Vindo das mesmas terras frias de Domingos de Gusmão, Pedro também sentia aquele vento que “curtia as almas” que, há mais de 800 anos, “renovou a fé da Igreja” com nova pregação. Pedro, como Domingos, por tê-lo entendido tão bem, atualizou sua versão sertaneja com detalhe e falou da união dos povos, a partir do íntimo. Foi latino-americano como poucos, teimou por essa causa da Pátria Grande, a tal ponto de parir aquele que seria o livro mais querido entre os militantes sociais e agentes pastorais: a Agenda Latinoamericana, que logo se tornara mundial. Com Lília Azevedo, João Xerri e o Grupo Solidário São Domingos, fundou o projeto que hoje é coordenado, no Brasil, pela Comissão Dominicana de Justiça e Paz do Brasil. Esse era o seu estilo: dar à luz e doa-lo ao mundo.

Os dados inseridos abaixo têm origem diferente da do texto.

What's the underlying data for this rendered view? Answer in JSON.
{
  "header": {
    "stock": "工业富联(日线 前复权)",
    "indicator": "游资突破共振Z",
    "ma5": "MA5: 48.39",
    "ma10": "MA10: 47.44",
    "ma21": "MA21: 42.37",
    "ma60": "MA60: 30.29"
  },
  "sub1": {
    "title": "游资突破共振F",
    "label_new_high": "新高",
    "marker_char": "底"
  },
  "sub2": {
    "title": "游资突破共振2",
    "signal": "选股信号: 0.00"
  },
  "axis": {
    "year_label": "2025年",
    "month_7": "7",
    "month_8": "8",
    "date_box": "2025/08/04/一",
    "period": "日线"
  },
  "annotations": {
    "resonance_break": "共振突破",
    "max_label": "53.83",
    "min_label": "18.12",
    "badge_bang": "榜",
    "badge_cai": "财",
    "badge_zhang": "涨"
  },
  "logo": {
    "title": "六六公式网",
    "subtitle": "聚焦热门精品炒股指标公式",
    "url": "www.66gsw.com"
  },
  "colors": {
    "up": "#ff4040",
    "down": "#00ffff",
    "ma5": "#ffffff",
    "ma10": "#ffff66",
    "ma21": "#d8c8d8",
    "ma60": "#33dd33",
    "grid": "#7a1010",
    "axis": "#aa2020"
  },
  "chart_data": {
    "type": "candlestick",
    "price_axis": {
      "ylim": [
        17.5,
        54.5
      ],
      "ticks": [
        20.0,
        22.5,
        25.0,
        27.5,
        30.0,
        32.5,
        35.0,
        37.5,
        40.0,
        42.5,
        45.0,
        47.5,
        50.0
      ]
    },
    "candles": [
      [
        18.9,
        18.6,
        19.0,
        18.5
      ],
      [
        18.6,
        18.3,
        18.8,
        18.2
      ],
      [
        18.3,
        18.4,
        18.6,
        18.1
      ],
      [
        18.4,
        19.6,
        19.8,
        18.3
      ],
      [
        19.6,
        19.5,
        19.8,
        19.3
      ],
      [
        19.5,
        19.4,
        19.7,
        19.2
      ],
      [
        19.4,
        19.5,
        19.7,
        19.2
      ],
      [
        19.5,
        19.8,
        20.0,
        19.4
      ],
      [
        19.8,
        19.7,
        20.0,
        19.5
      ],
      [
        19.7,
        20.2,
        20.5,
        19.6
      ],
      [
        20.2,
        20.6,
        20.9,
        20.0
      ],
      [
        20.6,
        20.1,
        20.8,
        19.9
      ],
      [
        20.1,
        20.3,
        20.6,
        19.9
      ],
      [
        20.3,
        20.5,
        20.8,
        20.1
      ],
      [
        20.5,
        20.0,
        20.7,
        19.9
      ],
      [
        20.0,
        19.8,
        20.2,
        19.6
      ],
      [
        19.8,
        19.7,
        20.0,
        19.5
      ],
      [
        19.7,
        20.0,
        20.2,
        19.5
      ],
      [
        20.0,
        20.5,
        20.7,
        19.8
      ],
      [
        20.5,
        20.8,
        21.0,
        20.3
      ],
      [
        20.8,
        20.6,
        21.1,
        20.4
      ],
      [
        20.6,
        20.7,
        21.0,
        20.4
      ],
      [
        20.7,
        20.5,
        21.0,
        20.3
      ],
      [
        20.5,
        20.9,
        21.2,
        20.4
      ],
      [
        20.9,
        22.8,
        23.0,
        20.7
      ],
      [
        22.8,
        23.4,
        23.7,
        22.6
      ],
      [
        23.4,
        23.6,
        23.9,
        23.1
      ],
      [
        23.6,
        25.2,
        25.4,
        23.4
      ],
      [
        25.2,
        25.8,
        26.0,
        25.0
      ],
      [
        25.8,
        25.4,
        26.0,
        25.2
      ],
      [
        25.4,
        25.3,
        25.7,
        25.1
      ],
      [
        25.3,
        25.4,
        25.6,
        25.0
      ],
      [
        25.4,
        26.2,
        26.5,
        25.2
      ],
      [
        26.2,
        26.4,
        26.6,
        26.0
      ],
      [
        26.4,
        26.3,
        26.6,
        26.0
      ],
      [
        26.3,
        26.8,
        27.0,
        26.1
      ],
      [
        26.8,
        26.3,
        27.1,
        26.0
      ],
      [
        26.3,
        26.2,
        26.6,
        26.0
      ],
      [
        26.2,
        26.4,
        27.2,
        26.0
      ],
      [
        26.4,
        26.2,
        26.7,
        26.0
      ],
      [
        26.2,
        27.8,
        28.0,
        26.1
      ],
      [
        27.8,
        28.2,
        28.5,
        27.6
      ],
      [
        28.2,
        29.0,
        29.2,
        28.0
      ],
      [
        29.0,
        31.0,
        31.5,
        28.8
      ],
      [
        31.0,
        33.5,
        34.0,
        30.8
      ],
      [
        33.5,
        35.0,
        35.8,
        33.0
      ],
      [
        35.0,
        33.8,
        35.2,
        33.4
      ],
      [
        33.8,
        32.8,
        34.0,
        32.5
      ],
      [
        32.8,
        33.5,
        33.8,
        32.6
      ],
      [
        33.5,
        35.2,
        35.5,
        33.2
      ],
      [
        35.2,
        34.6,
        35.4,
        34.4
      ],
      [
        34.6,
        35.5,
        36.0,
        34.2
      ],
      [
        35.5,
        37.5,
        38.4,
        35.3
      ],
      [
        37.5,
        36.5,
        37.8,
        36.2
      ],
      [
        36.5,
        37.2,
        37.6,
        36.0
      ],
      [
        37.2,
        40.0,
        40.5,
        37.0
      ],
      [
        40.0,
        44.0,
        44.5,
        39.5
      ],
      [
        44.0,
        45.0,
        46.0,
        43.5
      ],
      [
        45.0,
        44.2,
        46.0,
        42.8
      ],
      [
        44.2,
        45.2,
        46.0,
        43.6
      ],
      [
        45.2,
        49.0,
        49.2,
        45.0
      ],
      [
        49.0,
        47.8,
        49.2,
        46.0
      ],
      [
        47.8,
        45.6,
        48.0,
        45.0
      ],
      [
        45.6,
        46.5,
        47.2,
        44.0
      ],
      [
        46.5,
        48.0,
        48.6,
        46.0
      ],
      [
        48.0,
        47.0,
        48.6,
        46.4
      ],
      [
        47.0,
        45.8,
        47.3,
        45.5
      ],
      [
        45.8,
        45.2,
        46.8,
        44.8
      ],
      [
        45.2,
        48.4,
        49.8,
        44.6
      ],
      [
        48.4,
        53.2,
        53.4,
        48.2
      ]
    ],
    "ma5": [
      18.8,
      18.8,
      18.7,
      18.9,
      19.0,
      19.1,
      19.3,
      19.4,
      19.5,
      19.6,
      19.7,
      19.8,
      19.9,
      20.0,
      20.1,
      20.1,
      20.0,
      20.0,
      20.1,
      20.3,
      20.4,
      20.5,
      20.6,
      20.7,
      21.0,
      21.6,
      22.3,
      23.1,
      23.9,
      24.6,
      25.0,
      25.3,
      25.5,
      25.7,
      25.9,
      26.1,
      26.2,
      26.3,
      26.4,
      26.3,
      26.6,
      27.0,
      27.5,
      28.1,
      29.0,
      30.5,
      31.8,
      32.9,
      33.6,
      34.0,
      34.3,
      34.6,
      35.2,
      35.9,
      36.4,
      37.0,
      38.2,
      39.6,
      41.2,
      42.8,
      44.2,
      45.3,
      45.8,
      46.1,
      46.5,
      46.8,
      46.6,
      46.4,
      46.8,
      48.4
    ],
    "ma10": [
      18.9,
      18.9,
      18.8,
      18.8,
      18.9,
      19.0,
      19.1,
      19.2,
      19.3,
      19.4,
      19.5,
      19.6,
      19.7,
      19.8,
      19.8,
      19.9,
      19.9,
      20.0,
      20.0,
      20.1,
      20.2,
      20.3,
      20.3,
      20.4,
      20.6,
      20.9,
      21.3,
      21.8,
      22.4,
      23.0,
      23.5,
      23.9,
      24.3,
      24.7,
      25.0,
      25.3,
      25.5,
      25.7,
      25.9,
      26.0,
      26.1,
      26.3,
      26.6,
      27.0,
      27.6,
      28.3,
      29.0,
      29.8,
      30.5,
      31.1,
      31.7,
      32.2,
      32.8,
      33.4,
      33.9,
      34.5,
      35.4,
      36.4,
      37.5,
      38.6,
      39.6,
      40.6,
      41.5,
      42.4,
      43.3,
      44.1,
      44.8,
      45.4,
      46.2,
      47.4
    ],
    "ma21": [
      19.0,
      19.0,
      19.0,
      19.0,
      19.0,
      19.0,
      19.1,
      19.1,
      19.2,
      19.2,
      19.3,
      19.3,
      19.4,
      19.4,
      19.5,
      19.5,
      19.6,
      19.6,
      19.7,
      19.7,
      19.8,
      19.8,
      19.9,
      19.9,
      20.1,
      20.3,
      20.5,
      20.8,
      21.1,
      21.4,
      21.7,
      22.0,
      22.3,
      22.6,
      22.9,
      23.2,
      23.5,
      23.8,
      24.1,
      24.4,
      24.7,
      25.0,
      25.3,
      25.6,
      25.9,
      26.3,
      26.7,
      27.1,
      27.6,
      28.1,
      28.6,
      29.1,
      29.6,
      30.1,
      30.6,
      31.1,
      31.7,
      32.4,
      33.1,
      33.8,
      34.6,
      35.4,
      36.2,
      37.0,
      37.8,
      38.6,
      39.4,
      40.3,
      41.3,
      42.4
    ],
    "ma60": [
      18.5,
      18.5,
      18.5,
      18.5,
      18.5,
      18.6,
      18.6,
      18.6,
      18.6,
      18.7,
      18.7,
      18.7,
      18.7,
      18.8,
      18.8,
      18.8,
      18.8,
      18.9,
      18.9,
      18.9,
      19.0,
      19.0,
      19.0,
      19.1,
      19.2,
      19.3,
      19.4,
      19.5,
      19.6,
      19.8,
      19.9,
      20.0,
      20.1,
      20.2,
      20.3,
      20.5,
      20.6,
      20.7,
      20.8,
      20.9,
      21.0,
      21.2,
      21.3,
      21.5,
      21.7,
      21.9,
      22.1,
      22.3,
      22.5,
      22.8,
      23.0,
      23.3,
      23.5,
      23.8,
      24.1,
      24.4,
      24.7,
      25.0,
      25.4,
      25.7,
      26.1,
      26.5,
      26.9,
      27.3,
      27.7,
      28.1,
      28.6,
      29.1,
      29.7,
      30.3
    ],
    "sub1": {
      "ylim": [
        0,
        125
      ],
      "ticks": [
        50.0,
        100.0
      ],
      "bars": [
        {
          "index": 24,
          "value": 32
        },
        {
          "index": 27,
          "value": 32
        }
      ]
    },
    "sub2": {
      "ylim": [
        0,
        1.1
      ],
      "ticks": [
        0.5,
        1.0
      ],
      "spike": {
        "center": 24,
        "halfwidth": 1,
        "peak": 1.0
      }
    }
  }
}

Foi assim com o CIMI, com a CPT e tantas outras iniciativas que contaram com sua inspiração e arrojo.

Quando o encontrávamos ali, à beira dos riachos amazônicos, nas torrentes do Araguaia, chapéu de palha à testa, comendo em algum acampamento ou refletindo sob uma mangueira, o que se via era tão somente um homem encarnando as causas da verdade e do amor, rabiscadas em poemas, cujo valor expandem aos corações aquele mesmo líquido amniótico. O ventre desses nascimentos não era outro senão o mundo mesmo, todas as circunstâncias, as fragilidades e as contradições. Ali, cheio de mundo e sem temor, Pedro parecia se apresentar diante do Mestre para aprender, diretamente na fonte, as coisas do Evangelho que anunciava. Suas intuições, por isso, tinham ainda aquela molhança das origens, cuja potência é poder de ressurreições. O que ele sabia, sabia de cor, por isso, ele só falava do que o coração estava cheio.

Hoje, quando o sol estava a meio plano, ficamos mais pobres do que nunca. Pobres de Pedro, de sua presença, de seus conselhos, de suas verdades. Mas o selo que ele assentou com barro e sangue nas nossas testas e o anel de tucum em nossos dedos, hão de nos inspirar na travessia dessa longa noite que padecemos, sob os fascismos e as ditaduras celebradas pela ignorância de parcela de nossa sociedade adormecida. Agora que os pobres mais precisam, é esse sinal que devemos seguir, tocha em punho, caminhando longe e decididos, para onde o próprio Pedro nos levou. Pobres de Pedro, estamos mais ricos de coragem.

O Testemunho de Pedro Casaldáliga nos desafia:

  1. Leia as mensagens e poemas que falam de Pedro – tanto os que estão nesta sessão, como de outros de seus escritos.
  2. Ao ler, destaque as passagens que mais o tocam...
  3. Com elas, elabore um testamento, que inspire sua prática.